4.18 AM - Sleepless Ayas is back. To begin with, this post contains absolutely personal thought and before you stop by only to dig deeper to my personal life and come up with seriously inappropriate judgements after that, I politely ask you to leave. Thank you very much.

Maybe it was my fault for taking a little too much of coffee, maybe it was my fault for skipping dinner, maybe it was my fault for having literally too much to think about. I seriously do not know what state I am in right now and I have no idea of what and who I can rely on. Never in my life I experience this kind of thing before and it undoubtedly shows who I am, I think, from how I would react.

A lot of things were happening in a day and, honestly, the thought of asking why would those happen, was the thing that kept me off my bed. Where did I go wrong? Why me? What did I do to deserve all these? And the questions will never stop. Me writing this, without any doubt, would get certain people to think that I am a hopeless, lifeless, pathetic little lady whose only activity is looking for attention. Well, hello there, y'all. I hope your day wasn't as bad as mine and  your cruel thought. I know you're reading this but I don't need your validation to what I'm feeling.

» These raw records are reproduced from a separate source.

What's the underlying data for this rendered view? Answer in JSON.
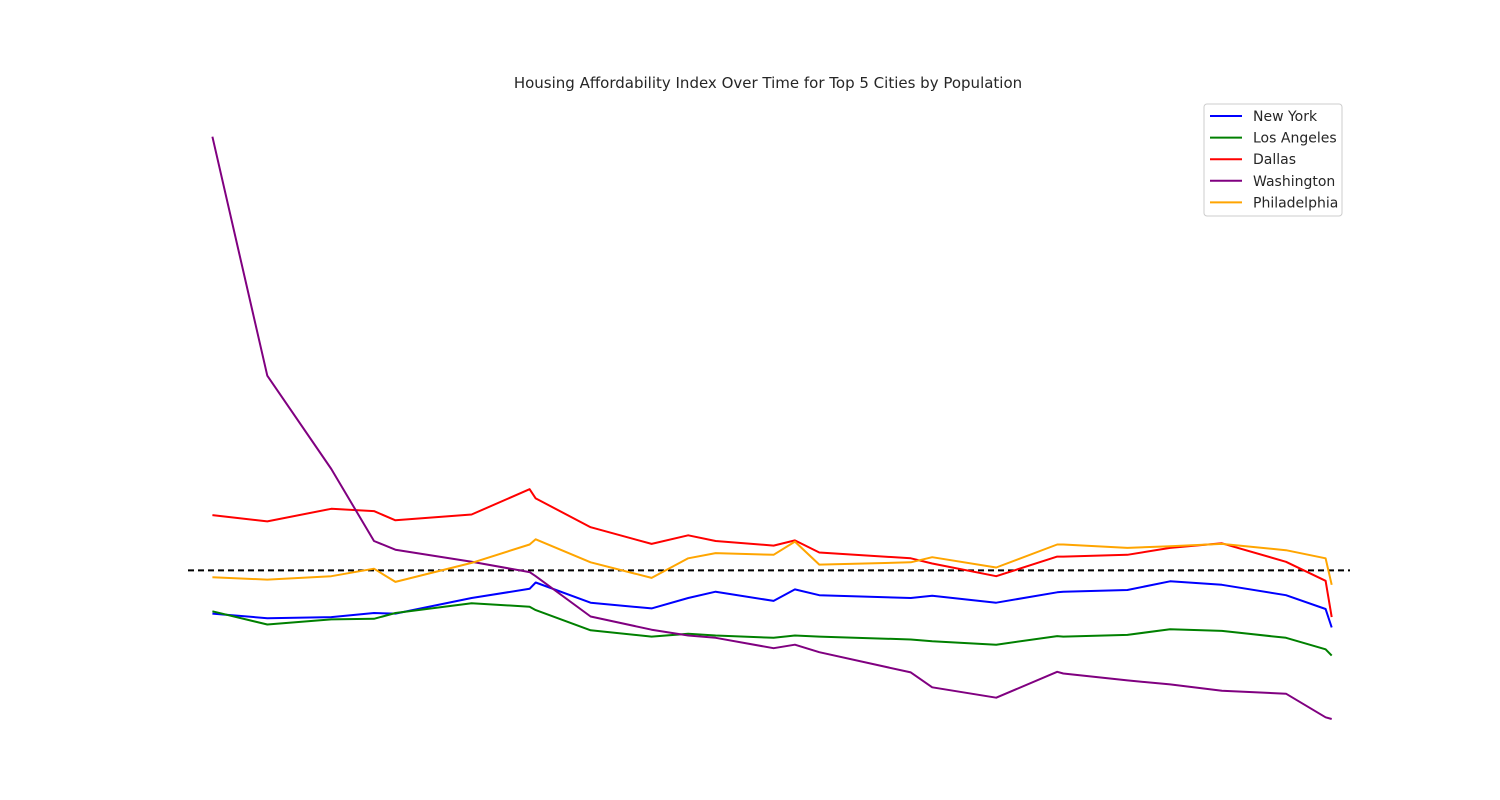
{
  "chart_data": {
    "type": "line",
    "title": "Housing Affordability Index Over Time for Top 5 Cities by Population",
    "xlabel": "",
    "ylabel": "",
    "grid": false,
    "axes_visible": false,
    "legend_position": "top-right",
    "x_range": [
      -0.8,
      37.3
    ],
    "ylim": [
      0,
      100
    ],
    "reference_line": {
      "y": 22.5,
      "style": "dashed",
      "color": "#000000"
    },
    "x": [
      0,
      1.8,
      3.9,
      5.3,
      6,
      8.5,
      10.4,
      10.6,
      12.4,
      14.4,
      15.6,
      16.5,
      18.4,
      19.1,
      19.9,
      22.9,
      23.6,
      25.7,
      27.7,
      27.9,
      30,
      31.4,
      33.1,
      35.2,
      36.5,
      36.7
    ],
    "series": [
      {
        "name": "New York",
        "color": "#0000ff",
        "values": [
          15.0,
          14.2,
          14.4,
          15.1,
          15.0,
          17.7,
          19.3,
          20.4,
          16.9,
          15.9,
          17.7,
          18.8,
          17.2,
          19.2,
          18.2,
          17.7,
          18.1,
          16.9,
          18.7,
          18.8,
          19.1,
          20.6,
          20.0,
          18.2,
          15.8,
          12.6
        ]
      },
      {
        "name": "Los Angeles",
        "color": "#008000",
        "values": [
          15.4,
          13.1,
          14.0,
          14.1,
          15.1,
          16.8,
          16.2,
          15.6,
          12.1,
          11.0,
          11.5,
          11.2,
          10.8,
          11.2,
          11.0,
          10.5,
          10.2,
          9.6,
          11.1,
          11.0,
          11.3,
          12.3,
          12.0,
          10.8,
          8.8,
          7.7
        ]
      },
      {
        "name": "Dallas",
        "color": "#ff0000",
        "values": [
          32.1,
          31.0,
          33.2,
          32.8,
          31.2,
          32.2,
          36.6,
          35.0,
          30.0,
          27.1,
          28.6,
          27.6,
          26.8,
          27.7,
          25.6,
          24.6,
          23.7,
          21.5,
          24.9,
          24.9,
          25.2,
          26.4,
          27.2,
          24.0,
          20.7,
          14.4
        ]
      },
      {
        "name": "Washington",
        "color": "#800080",
        "values": [
          97.8,
          56.3,
          40.1,
          27.6,
          26.1,
          24.0,
          22.2,
          21.5,
          14.5,
          12.2,
          11.2,
          10.8,
          9.0,
          9.6,
          8.3,
          4.8,
          2.2,
          0.4,
          4.9,
          4.6,
          3.4,
          2.7,
          1.6,
          1.1,
          -3.0,
          -3.3
        ]
      },
      {
        "name": "Philadelphia",
        "color": "#ffa500",
        "values": [
          21.3,
          20.9,
          21.5,
          22.8,
          20.5,
          23.8,
          27.0,
          27.9,
          23.9,
          21.2,
          24.6,
          25.5,
          25.2,
          27.5,
          23.5,
          23.9,
          24.8,
          23.0,
          27.0,
          27.0,
          26.4,
          26.7,
          27.1,
          26.0,
          24.6,
          20.0
        ]
      }
    ]
  }
}
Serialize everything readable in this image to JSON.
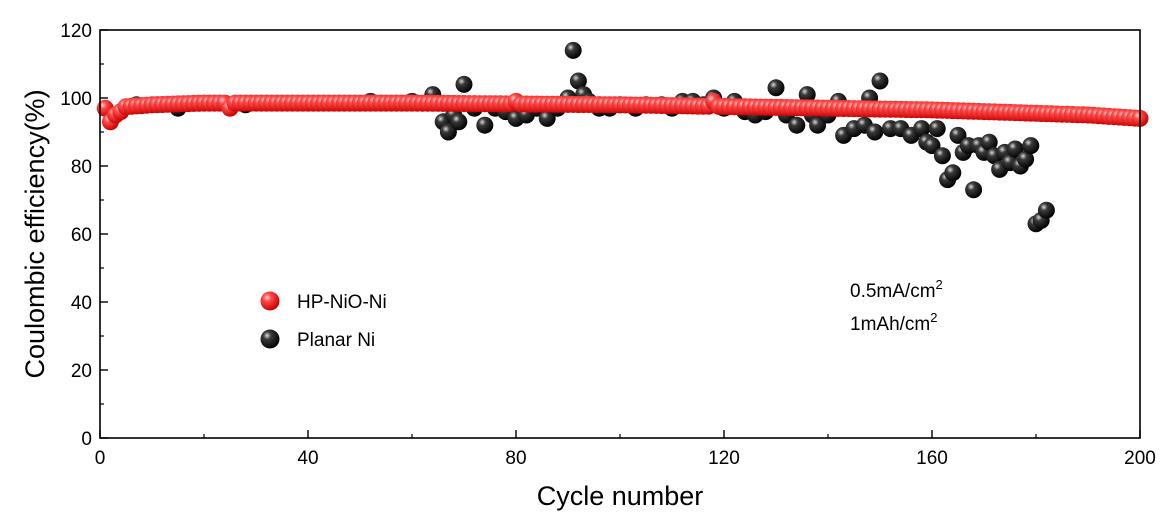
{
  "chart_data": {
    "type": "scatter",
    "title": "",
    "xlabel": "Cycle number",
    "ylabel": "Coulombic efficiency(%)",
    "xlim": [
      0,
      200
    ],
    "ylim": [
      0,
      120
    ],
    "xticks": [
      0,
      40,
      80,
      120,
      160,
      200
    ],
    "yticks": [
      0,
      20,
      40,
      60,
      80,
      100,
      120
    ],
    "grid": false,
    "legend_position": "middle-left",
    "annotations": [
      {
        "text": "0.5mA/cm",
        "sup": "2"
      },
      {
        "text": "1mAh/cm",
        "sup": "2"
      }
    ],
    "series": [
      {
        "name": "HP-NiO-Ni",
        "color": "#ff1a1a",
        "baseline": [
          [
            1,
            97
          ],
          [
            10,
            98
          ],
          [
            20,
            98.5
          ],
          [
            60,
            98.5
          ],
          [
            100,
            98
          ],
          [
            120,
            97.5
          ],
          [
            140,
            97
          ],
          [
            160,
            96.5
          ],
          [
            180,
            95.5
          ],
          [
            190,
            95
          ],
          [
            200,
            94
          ]
        ],
        "outliers": [
          [
            2,
            93
          ],
          [
            3,
            95
          ],
          [
            4,
            96
          ],
          [
            25,
            97
          ],
          [
            80,
            99
          ],
          [
            118,
            99
          ]
        ]
      },
      {
        "name": "Planar Ni",
        "color": "#111111",
        "points": [
          [
            7,
            98
          ],
          [
            15,
            97
          ],
          [
            28,
            98
          ],
          [
            52,
            99
          ],
          [
            60,
            99
          ],
          [
            64,
            101
          ],
          [
            66,
            93
          ],
          [
            67,
            90
          ],
          [
            68,
            95
          ],
          [
            69,
            93
          ],
          [
            70,
            104
          ],
          [
            72,
            97
          ],
          [
            74,
            92
          ],
          [
            76,
            97
          ],
          [
            78,
            96
          ],
          [
            80,
            94
          ],
          [
            82,
            95
          ],
          [
            84,
            97
          ],
          [
            86,
            94
          ],
          [
            88,
            97
          ],
          [
            90,
            100
          ],
          [
            91,
            114
          ],
          [
            92,
            105
          ],
          [
            93,
            101
          ],
          [
            94,
            99
          ],
          [
            96,
            97
          ],
          [
            98,
            97
          ],
          [
            100,
            98
          ],
          [
            103,
            97
          ],
          [
            105,
            98
          ],
          [
            108,
            98
          ],
          [
            110,
            97
          ],
          [
            112,
            99
          ],
          [
            114,
            99
          ],
          [
            116,
            98
          ],
          [
            118,
            100
          ],
          [
            120,
            97
          ],
          [
            122,
            99
          ],
          [
            124,
            96
          ],
          [
            126,
            95
          ],
          [
            128,
            96
          ],
          [
            130,
            103
          ],
          [
            132,
            95
          ],
          [
            134,
            92
          ],
          [
            136,
            101
          ],
          [
            137,
            95
          ],
          [
            138,
            92
          ],
          [
            140,
            95
          ],
          [
            142,
            99
          ],
          [
            143,
            89
          ],
          [
            145,
            91
          ],
          [
            147,
            92
          ],
          [
            148,
            100
          ],
          [
            149,
            90
          ],
          [
            150,
            105
          ],
          [
            152,
            91
          ],
          [
            154,
            91
          ],
          [
            156,
            89
          ],
          [
            158,
            91
          ],
          [
            159,
            87
          ],
          [
            160,
            86
          ],
          [
            161,
            91
          ],
          [
            162,
            83
          ],
          [
            163,
            76
          ],
          [
            164,
            78
          ],
          [
            165,
            89
          ],
          [
            166,
            84
          ],
          [
            167,
            86
          ],
          [
            168,
            73
          ],
          [
            169,
            86
          ],
          [
            170,
            84
          ],
          [
            171,
            87
          ],
          [
            172,
            83
          ],
          [
            173,
            79
          ],
          [
            174,
            84
          ],
          [
            175,
            81
          ],
          [
            176,
            85
          ],
          [
            177,
            80
          ],
          [
            178,
            82
          ],
          [
            179,
            86
          ],
          [
            180,
            63
          ],
          [
            181,
            64
          ],
          [
            182,
            67
          ]
        ]
      }
    ]
  }
}
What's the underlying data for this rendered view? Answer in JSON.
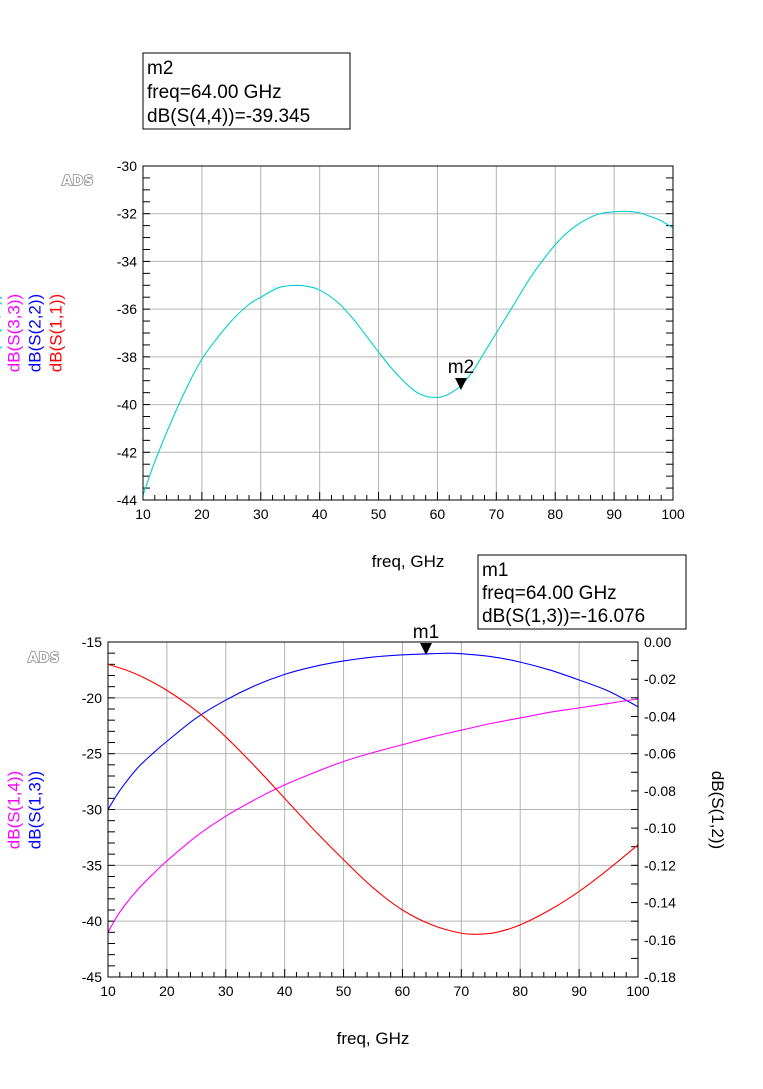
{
  "chart_data": [
    {
      "type": "line",
      "ads_mark": "ADS",
      "xlabel": "freq, GHz",
      "xlim": [
        10,
        100
      ],
      "ylim": [
        -44,
        -30
      ],
      "x_ticks": [
        "10",
        "20",
        "30",
        "40",
        "50",
        "60",
        "70",
        "80",
        "90",
        "100"
      ],
      "y_ticks": [
        "-30",
        "-32",
        "-34",
        "-36",
        "-38",
        "-40",
        "-42",
        "-44"
      ],
      "ylabels": [
        {
          "text": "dB(S(4,4))",
          "color": "#00d0d0"
        },
        {
          "text": "dB(S(3,3))",
          "color": "#ff00ff"
        },
        {
          "text": "dB(S(2,2))",
          "color": "#0000ff"
        },
        {
          "text": "dB(S(1,1))",
          "color": "#ff0000"
        }
      ],
      "series": [
        {
          "name": "dB(S(4,4))",
          "color": "#00d0d0",
          "axis": "left",
          "x": [
            10,
            12,
            15,
            18,
            20,
            22,
            25,
            28,
            30,
            33,
            36,
            38,
            40,
            43,
            46,
            50,
            53,
            56,
            58,
            60,
            61,
            62,
            64,
            66,
            68,
            70,
            73,
            76,
            80,
            83,
            86,
            88,
            90,
            92,
            94,
            96,
            98,
            100
          ],
          "y": [
            -43.8,
            -42.4,
            -40.6,
            -39.0,
            -38.1,
            -37.4,
            -36.5,
            -35.8,
            -35.5,
            -35.1,
            -35.0,
            -35.05,
            -35.2,
            -35.7,
            -36.5,
            -37.8,
            -38.7,
            -39.4,
            -39.65,
            -39.7,
            -39.65,
            -39.55,
            -39.2,
            -38.6,
            -37.8,
            -37.0,
            -35.8,
            -34.6,
            -33.3,
            -32.6,
            -32.15,
            -31.98,
            -31.92,
            -31.9,
            -31.95,
            -32.1,
            -32.3,
            -32.6
          ]
        }
      ],
      "marker": {
        "name": "m2",
        "series": "dB(S(4,4))",
        "x": 64.0,
        "y": -39.345,
        "lines": [
          "m2",
          "freq=64.00 GHz",
          "dB(S(4,4))=-39.345"
        ]
      }
    },
    {
      "type": "line",
      "ads_mark": "ADS",
      "xlabel": "freq, GHz",
      "xlim": [
        10,
        100
      ],
      "ylim": [
        -45,
        -15
      ],
      "y2lim": [
        -0.18,
        0.0
      ],
      "x_ticks": [
        "10",
        "20",
        "30",
        "40",
        "50",
        "60",
        "70",
        "80",
        "90",
        "100"
      ],
      "y_ticks": [
        "-15",
        "-20",
        "-25",
        "-30",
        "-35",
        "-40",
        "-45"
      ],
      "y2_ticks": [
        "0.00",
        "-0.02",
        "-0.04",
        "-0.06",
        "-0.08",
        "-0.10",
        "-0.12",
        "-0.14",
        "-0.16",
        "-0.18"
      ],
      "ylabels": [
        {
          "text": "dB(S(1,4))",
          "color": "#ff00ff"
        },
        {
          "text": "dB(S(1,3))",
          "color": "#0000ff"
        }
      ],
      "y2label": {
        "text": "dB(S(1,2))",
        "color": "#ff0000"
      },
      "series": [
        {
          "name": "dB(S(1,3))",
          "color": "#0000ff",
          "axis": "left",
          "x": [
            10,
            12,
            15,
            18,
            20,
            25,
            30,
            35,
            40,
            45,
            50,
            55,
            60,
            65,
            68,
            70,
            75,
            80,
            85,
            90,
            95,
            100
          ],
          "y": [
            -30.0,
            -28.3,
            -26.3,
            -24.8,
            -23.9,
            -21.8,
            -20.2,
            -18.9,
            -17.9,
            -17.2,
            -16.7,
            -16.35,
            -16.15,
            -16.05,
            -16.0,
            -16.05,
            -16.3,
            -16.8,
            -17.5,
            -18.4,
            -19.4,
            -20.8
          ]
        },
        {
          "name": "dB(S(1,4))",
          "color": "#ff00ff",
          "axis": "left",
          "x": [
            10,
            12,
            15,
            18,
            20,
            25,
            30,
            35,
            40,
            45,
            50,
            55,
            60,
            65,
            70,
            75,
            80,
            85,
            90,
            95,
            100
          ],
          "y": [
            -41.0,
            -39.2,
            -37.2,
            -35.6,
            -34.6,
            -32.4,
            -30.6,
            -29.1,
            -27.8,
            -26.7,
            -25.7,
            -24.9,
            -24.2,
            -23.5,
            -22.9,
            -22.3,
            -21.8,
            -21.3,
            -20.9,
            -20.5,
            -20.1
          ]
        },
        {
          "name": "dB(S(1,2))",
          "color": "#ff0000",
          "axis": "right",
          "x": [
            10,
            13,
            16,
            20,
            25,
            30,
            35,
            40,
            45,
            50,
            55,
            60,
            65,
            70,
            73,
            76,
            80,
            85,
            90,
            95,
            100
          ],
          "y": [
            -0.012,
            -0.015,
            -0.019,
            -0.026,
            -0.037,
            -0.051,
            -0.067,
            -0.084,
            -0.101,
            -0.117,
            -0.132,
            -0.144,
            -0.152,
            -0.1565,
            -0.157,
            -0.156,
            -0.152,
            -0.144,
            -0.134,
            -0.122,
            -0.109
          ]
        }
      ],
      "marker": {
        "name": "m1",
        "series": "dB(S(1,3))",
        "x": 64.0,
        "y": -16.076,
        "lines": [
          "m1",
          "freq=64.00 GHz",
          "dB(S(1,3))=-16.076"
        ]
      }
    }
  ]
}
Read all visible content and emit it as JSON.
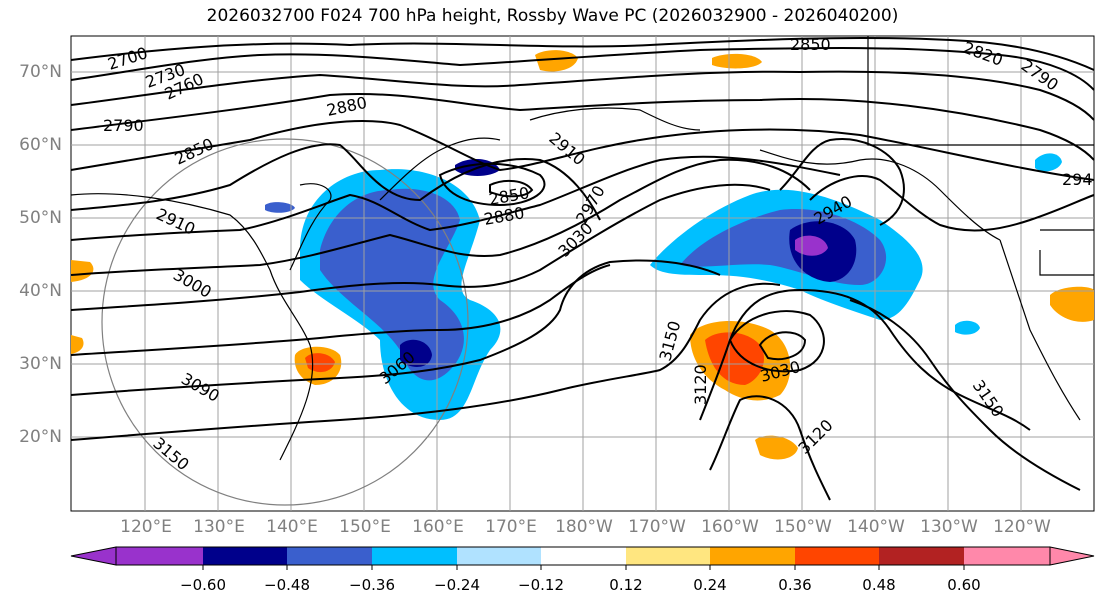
{
  "title": "2026032700 F024 700 hPa height, Rossby Wave PC (2026032900 - 2026040200)",
  "map": {
    "lat_labels": [
      "70°N",
      "60°N",
      "50°N",
      "40°N",
      "30°N",
      "20°N"
    ],
    "lon_labels": [
      "120°E",
      "130°E",
      "140°E",
      "150°E",
      "160°E",
      "170°E",
      "180°W",
      "170°W",
      "160°W",
      "150°W",
      "140°W",
      "130°W",
      "120°W"
    ],
    "contour_labels": [
      "2700",
      "2730",
      "2760",
      "2790",
      "2850",
      "2880",
      "2910",
      "2850",
      "2880",
      "2970",
      "3030",
      "2910",
      "3000",
      "3090",
      "3150",
      "3060",
      "3150",
      "3120",
      "3030",
      "3120",
      "2940",
      "2850",
      "2820",
      "2790",
      "294",
      "3150"
    ],
    "colors": {
      "contour": "#000000",
      "grid": "#a0a0a0",
      "coast": "#000000"
    }
  },
  "colorbar": {
    "ticks": [
      "−0.60",
      "−0.48",
      "−0.36",
      "−0.24",
      "−0.12",
      "0.12",
      "0.24",
      "0.36",
      "0.48",
      "0.60"
    ],
    "colors": [
      "#9932cc",
      "#00008b",
      "#3a5fcd",
      "#00bfff",
      "#b0e2ff",
      "#ffffff",
      "#ffe680",
      "#ffa500",
      "#ff4500",
      "#b22222",
      "#ff88aa"
    ]
  }
}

I have heard a lot of lemon jokes, and I didn't take any big deal out of it. Now I know why people made them. Most of the time I keep telling myself that I won't let things get along my way and I believe that it's under my control. But in reality, it's not that simple. A lot can happen without us even noticing and that's the lemon in the lemon jokes. The sour in the life of ours, that moment when you shut your eyes tightly and wrinkle your little nose after tasting acid. I get it now. Lemons alone taste terrible, many of us can't handle its sour but it won't last too long unless you let it. When life gives you lemons, my advice is take it. And if you want, you can either make lemonades, sell them or mix it with iced tea.